Answer: The volume of chlorine gas produced in the reaction is 2.06 L.

Step-by-step explanation:

• For potassium permanganate:

To calculate the number of moles, we use the equation:

`\text{Number of moles}=\frac{\text{Given mass}}{\text{Molar mass}}`

Given mass of potassium permanganate = 6.23 g

Molar mass of potassium permanganate = 158.034 g/mol

Putting values in above equation, we get:

`\text{Moles of potassium permanganate}=(6.23g)/(158.034g/mol)=0.039mol`

• For hydrochloric acid:

To calculate the moles of hydrochloric acid, we use the equation:

`\text{Molarity of the solution}=\frac{\text{Moles of solute}}{\text{Volume of solution (in L)}}`

Molarity of HCl = 6.00 M

Volume of HCl = 45.0 mL = 0.045 L (Conversion factor: 1 L = 1000 mL)

Putting values in above equation, we get:

`6.00mol/L=\frac{\text{Moles of HCl}}{0.045L}\\\\\text{Moles of HCl}=0.27mol`

• For the reaction of potassium permanganate and hydrochloric acid, the equation follows:

`2KMnO_4+16HCl\rightarrow 2MnCl_2+5Cl_2+2KCl+8H_2O`

By Stoichiometry of the reaction:

16 moles of hydrochloric acid reacts with 2 moles of potassium permanganate.

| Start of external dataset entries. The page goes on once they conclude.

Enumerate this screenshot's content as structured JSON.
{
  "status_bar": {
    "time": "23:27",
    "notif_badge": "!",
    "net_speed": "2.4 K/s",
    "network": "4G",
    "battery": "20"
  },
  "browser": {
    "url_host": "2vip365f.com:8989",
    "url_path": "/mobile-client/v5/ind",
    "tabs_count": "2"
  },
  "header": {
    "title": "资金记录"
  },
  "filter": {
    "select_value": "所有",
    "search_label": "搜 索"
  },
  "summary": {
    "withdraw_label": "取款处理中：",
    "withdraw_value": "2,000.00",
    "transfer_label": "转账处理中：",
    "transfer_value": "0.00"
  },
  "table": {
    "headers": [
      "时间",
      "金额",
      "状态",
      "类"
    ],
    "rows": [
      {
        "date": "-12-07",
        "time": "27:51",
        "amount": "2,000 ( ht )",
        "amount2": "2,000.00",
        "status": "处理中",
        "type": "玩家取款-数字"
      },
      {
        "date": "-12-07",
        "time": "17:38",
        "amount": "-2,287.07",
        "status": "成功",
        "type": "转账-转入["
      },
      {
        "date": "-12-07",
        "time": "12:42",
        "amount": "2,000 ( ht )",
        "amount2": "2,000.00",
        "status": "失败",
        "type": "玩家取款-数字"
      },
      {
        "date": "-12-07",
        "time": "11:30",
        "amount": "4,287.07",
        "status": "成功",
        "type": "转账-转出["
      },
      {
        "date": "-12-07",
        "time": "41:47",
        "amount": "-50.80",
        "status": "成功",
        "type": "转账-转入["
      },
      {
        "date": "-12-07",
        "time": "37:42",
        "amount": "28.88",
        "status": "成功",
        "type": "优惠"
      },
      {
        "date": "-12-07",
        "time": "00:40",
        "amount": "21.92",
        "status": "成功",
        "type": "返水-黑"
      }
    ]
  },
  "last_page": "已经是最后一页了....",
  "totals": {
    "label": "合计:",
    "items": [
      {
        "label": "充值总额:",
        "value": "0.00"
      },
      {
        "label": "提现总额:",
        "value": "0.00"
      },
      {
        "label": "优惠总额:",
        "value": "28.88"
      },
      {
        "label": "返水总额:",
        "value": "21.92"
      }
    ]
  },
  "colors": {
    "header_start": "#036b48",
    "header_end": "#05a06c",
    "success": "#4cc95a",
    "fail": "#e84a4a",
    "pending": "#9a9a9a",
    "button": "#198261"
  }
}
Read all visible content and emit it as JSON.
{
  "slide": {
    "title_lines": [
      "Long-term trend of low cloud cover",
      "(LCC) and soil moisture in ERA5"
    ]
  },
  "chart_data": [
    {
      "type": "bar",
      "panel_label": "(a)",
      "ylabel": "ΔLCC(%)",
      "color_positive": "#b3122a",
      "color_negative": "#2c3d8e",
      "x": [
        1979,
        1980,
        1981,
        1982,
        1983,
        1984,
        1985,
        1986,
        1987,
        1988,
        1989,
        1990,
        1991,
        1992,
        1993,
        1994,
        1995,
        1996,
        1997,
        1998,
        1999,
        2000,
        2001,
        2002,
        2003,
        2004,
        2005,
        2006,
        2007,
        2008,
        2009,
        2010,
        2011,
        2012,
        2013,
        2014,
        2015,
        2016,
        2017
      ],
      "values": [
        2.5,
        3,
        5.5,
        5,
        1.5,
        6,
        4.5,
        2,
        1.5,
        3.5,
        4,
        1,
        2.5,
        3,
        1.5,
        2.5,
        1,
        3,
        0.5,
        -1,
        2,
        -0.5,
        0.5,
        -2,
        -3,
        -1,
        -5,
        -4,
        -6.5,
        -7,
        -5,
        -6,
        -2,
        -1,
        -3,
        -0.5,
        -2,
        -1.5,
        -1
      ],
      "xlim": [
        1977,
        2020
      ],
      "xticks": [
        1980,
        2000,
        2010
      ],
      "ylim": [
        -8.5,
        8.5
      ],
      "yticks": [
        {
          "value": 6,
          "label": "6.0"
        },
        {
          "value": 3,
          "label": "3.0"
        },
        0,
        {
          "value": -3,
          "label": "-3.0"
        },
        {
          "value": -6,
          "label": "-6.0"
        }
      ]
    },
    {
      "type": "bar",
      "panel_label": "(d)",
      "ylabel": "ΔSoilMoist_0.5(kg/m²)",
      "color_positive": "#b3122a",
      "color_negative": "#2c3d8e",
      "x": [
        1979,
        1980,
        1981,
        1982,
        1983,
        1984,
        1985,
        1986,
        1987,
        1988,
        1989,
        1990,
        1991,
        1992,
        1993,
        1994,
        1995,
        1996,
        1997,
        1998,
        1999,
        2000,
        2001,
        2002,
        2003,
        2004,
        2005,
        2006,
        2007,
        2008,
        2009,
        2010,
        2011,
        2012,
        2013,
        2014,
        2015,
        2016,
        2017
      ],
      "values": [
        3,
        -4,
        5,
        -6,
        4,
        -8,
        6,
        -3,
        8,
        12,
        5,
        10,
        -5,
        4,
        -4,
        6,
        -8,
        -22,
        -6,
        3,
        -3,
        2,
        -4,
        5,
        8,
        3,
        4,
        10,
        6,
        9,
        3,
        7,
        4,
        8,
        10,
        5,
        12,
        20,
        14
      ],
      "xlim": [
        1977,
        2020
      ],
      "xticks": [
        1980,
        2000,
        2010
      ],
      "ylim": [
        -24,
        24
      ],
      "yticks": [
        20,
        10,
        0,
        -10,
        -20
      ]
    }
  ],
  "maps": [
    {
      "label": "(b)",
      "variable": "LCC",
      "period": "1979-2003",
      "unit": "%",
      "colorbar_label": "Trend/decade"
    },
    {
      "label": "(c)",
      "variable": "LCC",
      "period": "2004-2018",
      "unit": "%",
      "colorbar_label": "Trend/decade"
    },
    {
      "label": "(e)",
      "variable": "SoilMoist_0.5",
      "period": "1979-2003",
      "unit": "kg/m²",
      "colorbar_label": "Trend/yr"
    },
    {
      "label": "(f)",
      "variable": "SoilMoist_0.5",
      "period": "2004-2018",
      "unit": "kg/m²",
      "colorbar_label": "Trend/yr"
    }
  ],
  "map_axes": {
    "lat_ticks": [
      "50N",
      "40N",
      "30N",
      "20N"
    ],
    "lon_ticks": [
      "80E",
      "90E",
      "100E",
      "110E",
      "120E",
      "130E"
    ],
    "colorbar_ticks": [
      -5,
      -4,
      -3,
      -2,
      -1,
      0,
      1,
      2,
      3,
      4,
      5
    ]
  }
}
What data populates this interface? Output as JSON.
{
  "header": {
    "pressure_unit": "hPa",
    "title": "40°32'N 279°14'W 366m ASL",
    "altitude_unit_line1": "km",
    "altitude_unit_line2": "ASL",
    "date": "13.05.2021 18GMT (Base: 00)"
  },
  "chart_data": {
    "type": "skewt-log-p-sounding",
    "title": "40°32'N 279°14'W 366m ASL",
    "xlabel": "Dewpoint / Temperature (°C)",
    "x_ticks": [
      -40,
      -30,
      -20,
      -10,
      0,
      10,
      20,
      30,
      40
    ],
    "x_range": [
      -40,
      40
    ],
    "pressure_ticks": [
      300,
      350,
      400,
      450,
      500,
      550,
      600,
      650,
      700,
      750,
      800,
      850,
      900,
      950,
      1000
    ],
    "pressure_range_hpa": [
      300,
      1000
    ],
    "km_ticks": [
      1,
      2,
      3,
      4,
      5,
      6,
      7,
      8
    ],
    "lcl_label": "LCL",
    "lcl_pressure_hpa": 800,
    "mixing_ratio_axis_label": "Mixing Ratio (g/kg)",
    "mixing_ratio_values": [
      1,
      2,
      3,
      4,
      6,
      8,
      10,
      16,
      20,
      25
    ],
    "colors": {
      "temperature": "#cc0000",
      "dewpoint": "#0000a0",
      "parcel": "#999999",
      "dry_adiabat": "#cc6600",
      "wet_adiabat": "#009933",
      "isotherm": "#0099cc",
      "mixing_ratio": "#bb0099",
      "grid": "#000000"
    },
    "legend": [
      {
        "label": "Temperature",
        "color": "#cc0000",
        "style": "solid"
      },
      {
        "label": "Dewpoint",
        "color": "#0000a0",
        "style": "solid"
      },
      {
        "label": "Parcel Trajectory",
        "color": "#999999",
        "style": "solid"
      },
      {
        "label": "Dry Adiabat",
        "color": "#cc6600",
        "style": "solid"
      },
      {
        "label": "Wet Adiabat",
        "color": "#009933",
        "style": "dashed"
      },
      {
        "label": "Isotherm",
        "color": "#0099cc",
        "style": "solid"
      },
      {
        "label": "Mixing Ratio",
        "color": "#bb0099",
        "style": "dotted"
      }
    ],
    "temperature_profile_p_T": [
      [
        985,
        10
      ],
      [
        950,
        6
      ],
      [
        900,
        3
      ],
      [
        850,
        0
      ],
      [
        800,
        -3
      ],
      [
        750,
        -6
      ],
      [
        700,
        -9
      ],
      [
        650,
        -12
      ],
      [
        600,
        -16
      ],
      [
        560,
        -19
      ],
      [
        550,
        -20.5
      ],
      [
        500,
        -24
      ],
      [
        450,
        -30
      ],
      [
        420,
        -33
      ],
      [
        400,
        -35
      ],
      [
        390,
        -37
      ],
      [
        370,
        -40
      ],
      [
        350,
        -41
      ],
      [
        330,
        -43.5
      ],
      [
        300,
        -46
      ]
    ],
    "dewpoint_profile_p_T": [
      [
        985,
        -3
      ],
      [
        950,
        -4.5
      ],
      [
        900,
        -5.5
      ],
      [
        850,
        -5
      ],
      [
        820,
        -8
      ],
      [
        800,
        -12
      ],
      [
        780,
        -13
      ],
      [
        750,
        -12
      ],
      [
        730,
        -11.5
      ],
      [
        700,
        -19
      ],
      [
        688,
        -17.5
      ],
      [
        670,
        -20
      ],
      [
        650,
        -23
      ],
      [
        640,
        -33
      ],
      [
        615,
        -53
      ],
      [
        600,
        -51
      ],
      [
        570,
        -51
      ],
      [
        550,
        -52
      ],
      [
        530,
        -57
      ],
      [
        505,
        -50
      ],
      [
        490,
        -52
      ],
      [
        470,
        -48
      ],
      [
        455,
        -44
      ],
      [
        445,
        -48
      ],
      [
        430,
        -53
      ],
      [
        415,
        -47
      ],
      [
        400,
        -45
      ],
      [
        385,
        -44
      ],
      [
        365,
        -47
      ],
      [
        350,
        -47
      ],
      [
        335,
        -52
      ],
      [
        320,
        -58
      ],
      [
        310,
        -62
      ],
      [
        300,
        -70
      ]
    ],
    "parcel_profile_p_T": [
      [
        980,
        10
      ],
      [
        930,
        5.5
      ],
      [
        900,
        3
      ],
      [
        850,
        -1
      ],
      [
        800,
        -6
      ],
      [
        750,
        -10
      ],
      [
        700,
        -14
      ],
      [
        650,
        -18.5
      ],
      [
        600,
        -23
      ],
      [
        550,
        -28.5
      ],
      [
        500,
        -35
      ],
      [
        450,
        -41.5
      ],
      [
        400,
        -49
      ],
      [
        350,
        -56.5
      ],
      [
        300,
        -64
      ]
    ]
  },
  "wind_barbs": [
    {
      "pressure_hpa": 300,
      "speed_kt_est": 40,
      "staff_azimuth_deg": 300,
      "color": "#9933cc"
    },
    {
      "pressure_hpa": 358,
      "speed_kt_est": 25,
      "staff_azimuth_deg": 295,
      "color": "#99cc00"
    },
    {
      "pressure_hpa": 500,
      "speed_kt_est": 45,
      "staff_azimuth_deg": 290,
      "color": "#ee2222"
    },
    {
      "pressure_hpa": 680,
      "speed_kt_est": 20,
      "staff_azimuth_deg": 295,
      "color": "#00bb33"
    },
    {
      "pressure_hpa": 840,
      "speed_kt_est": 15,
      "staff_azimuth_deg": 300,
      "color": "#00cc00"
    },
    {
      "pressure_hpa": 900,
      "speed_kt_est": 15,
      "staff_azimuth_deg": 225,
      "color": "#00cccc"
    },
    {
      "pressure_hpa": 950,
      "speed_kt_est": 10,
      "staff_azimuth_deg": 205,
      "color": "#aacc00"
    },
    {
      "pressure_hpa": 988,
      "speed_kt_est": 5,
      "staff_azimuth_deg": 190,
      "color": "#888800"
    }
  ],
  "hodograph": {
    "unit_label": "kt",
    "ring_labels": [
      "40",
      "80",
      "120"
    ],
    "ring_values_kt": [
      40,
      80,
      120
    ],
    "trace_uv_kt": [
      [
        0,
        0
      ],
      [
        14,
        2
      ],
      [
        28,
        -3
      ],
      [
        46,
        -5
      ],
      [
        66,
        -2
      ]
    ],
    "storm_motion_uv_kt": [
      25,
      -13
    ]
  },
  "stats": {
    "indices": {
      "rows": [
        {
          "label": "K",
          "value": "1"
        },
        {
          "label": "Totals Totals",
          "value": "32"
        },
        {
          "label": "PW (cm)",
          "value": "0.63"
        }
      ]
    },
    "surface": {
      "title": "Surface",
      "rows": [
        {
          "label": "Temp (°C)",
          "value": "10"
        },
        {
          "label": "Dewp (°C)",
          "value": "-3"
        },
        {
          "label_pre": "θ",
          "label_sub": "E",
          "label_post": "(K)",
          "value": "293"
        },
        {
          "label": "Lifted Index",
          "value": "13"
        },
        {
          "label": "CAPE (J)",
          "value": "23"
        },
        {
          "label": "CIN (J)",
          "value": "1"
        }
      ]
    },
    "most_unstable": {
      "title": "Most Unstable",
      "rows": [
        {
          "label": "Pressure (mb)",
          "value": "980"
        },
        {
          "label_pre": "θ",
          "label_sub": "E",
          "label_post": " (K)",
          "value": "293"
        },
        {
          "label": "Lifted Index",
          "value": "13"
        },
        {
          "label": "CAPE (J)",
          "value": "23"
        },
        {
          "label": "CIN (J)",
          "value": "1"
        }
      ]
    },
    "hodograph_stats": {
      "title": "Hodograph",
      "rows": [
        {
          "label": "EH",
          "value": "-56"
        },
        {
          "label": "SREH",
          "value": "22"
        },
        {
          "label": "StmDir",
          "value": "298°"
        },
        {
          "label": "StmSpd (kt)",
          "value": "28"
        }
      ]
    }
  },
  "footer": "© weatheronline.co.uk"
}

So, 0.27 moles of hydrochloric acid will react with =
`(2)/(16)* 0.27=0.033moles` of potassium permanganate.

As, given amount of potassium permanganate is more than the required amount. So, it is considered as an excess reagent.

Thus, hydrochloric acid is considered as a limiting reagent because it limits the formation of product.

By Stoichiometry of the reaction:

16 moles of hydrochloric acid reacts with 5 moles of chlorine gas.

So, 0.27 moles of hydrochloric acid will react with =
`(5)/(16)* 0.27=0.0843moles` of chlorine gas.

• To calculate the volume of gas, we use the equation given by ideal gas equation:

`PV=nRT`

where,

P = pressure of the gas = 1.05 atm

V = Volume of gas = ? L

n = Number of moles = 0.0843 mol

R = Gas constant =
`0.0820\text{ L atm }mol^(-1)K^(-1)`

T = temperature of the gas =
`40^oC=[40+273]K=313K`

Putting values in above equation, we get:

`1.05atm* V=0.0843* 0.0820\text{ L atm }mol^(-1)K^(-1)* 313K\\\\V=2.06L`

Hence, the volume of chlorine gas produced in the reaction is 2.06 L.